A job at a ‘roadhouse’, a venue similar to the Walton Arts Center, followed graduation, but Johnson was restless. She had spent many summers at band camp at the University of Arkansas and had always had a fondness for Fayetteville. So she packed up and moved here. She had applied for several jobs at T2 when Production Manager Kat Wepler called to see if she would be interested in a run crew position for At the Wedding. It was a temporary position, but Johnson saw it as a way to get her foot in the door for something more permanent.

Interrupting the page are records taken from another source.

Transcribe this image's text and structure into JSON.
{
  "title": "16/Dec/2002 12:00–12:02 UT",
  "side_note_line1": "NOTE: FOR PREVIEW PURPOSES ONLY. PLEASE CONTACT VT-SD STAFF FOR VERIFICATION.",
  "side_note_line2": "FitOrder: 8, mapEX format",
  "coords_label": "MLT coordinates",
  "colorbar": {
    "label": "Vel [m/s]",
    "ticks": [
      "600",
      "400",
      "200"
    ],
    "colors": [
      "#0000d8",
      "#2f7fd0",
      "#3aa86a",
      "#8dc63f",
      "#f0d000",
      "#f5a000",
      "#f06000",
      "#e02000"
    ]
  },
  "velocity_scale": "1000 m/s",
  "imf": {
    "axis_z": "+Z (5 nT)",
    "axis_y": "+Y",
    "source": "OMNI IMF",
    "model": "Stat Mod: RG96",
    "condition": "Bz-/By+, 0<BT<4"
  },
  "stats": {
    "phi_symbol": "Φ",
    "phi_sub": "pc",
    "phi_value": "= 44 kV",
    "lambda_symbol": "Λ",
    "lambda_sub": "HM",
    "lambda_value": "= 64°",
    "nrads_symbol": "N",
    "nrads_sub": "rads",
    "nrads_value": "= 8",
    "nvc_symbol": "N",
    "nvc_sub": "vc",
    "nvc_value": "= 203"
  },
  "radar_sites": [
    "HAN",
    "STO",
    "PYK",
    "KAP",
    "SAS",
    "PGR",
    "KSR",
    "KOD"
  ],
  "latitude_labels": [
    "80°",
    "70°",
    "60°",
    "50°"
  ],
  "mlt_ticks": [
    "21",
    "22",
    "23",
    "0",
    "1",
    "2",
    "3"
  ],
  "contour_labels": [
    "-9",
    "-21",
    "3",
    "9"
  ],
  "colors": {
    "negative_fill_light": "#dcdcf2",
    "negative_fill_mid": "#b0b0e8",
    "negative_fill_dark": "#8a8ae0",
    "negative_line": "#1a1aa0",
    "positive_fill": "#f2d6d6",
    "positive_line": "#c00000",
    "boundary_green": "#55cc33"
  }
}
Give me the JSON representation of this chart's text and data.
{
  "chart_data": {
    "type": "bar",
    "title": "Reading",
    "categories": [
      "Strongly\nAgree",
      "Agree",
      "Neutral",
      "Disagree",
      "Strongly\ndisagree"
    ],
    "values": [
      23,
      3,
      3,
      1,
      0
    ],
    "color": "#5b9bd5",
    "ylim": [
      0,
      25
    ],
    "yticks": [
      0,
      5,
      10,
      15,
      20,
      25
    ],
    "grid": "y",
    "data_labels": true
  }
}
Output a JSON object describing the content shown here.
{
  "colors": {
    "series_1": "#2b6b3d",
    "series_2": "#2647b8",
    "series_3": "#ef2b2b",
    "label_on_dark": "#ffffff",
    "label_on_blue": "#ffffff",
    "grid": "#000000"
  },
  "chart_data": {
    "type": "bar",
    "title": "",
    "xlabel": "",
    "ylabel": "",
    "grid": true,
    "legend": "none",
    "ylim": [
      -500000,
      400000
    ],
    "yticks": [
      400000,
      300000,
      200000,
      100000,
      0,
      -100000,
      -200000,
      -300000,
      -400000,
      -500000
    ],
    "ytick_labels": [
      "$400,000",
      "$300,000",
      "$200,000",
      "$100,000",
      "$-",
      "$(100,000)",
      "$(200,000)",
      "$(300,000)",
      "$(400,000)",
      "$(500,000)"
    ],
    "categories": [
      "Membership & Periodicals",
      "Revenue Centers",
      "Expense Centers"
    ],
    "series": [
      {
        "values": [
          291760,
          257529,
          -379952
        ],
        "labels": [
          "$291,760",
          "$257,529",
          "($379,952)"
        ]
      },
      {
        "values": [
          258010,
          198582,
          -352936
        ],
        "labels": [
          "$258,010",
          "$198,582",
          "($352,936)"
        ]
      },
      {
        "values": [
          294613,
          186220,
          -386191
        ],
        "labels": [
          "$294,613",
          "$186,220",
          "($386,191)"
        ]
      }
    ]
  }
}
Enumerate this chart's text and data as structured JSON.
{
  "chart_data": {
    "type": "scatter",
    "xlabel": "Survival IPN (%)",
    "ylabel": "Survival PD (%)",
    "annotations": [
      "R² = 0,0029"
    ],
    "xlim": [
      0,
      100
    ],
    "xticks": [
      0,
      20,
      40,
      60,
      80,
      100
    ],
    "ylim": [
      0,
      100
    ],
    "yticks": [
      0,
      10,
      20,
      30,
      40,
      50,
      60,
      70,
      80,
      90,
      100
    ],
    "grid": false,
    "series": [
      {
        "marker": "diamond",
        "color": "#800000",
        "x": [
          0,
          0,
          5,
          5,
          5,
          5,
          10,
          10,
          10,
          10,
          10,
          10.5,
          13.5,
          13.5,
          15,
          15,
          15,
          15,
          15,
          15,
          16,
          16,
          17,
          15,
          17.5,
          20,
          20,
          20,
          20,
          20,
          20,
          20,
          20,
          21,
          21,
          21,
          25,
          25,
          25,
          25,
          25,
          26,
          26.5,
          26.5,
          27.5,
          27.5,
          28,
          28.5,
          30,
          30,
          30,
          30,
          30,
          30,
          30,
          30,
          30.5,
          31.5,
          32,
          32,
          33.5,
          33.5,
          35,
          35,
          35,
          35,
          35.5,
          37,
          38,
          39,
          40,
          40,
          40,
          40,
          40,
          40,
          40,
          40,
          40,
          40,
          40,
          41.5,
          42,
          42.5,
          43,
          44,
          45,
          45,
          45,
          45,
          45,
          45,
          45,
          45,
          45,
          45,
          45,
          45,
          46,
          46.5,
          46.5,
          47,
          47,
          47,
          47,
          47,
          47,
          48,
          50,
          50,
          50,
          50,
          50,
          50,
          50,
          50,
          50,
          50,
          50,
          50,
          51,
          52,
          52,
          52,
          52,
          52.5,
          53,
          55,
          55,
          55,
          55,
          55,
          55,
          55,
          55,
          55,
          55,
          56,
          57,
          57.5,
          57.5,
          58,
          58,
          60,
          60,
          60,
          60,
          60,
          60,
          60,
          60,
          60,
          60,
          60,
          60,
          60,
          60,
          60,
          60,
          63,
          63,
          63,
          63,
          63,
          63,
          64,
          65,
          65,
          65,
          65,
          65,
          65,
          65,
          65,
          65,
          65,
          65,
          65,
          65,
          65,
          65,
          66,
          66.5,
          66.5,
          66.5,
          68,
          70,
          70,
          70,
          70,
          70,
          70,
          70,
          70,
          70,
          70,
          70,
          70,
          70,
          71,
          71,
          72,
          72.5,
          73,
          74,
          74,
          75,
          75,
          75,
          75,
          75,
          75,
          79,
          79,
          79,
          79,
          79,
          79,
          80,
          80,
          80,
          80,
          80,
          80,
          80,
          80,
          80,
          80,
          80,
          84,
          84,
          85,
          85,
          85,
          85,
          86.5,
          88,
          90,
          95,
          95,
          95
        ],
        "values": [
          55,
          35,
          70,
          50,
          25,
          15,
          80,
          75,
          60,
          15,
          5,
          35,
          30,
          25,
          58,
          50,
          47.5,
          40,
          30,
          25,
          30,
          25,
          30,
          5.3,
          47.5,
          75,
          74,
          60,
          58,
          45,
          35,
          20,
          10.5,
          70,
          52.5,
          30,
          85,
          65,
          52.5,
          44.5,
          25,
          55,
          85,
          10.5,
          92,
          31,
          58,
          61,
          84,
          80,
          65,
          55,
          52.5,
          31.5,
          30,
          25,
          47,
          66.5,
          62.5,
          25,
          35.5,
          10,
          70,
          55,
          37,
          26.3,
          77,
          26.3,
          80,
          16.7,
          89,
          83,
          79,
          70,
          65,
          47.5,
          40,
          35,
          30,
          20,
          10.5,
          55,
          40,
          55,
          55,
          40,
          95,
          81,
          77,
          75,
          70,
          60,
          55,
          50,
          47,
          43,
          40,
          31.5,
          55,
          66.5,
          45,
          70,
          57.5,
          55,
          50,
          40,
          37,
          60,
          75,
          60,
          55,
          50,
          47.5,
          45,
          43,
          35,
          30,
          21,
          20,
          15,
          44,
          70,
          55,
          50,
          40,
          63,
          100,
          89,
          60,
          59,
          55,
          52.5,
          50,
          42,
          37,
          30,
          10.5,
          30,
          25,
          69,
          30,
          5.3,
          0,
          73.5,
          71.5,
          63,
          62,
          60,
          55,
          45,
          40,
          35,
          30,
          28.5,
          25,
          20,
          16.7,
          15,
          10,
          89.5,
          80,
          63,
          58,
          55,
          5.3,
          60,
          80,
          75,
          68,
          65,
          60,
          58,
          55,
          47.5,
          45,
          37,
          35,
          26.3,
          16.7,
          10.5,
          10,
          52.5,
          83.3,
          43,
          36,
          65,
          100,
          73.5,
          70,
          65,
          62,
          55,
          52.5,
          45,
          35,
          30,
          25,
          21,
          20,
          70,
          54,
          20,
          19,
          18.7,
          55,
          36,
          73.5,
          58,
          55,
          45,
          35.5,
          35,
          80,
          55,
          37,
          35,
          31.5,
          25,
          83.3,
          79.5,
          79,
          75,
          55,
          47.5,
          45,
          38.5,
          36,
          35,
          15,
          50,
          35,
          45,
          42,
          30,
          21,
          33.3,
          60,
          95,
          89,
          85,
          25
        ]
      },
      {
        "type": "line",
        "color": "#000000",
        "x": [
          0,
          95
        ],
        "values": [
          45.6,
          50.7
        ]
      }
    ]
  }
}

“After At the Wedding, Kat said, ‘Hey, can you do lighting stuff?’” Johnson remembers. “And I could, so I came in and started doing that. And then Matilda was right around the corner, so she asked me if I if I knew anything about sound. Sound was one of my primary focuses in school, so I said, ‘Yeah, I can do sound.’ When she realized that I had all these skills, she was said, ‘Okay, well, we're gonna keep her.’”

Johnson says being a woman in a position that, traditionally, has been male-dominated, has not always been easy.

“I've worked in several southern states where it was really odd for to have a woman Production Technician,” she says. “There were times where I was told, ‘No, I don't want you to run my light board or, ‘No, I don't want you to mix the show for me,’ solely because I was young, and I was a woman. Getting to come to TheatreSquared and work on an all-female lighting team has been really amazing. And it's comfortable. I don't feel like I'm competing with anybody. I don't feel like I have to prove myself. I think TheaterSquared is setting a precedent for other theaters to kind of catch up with.”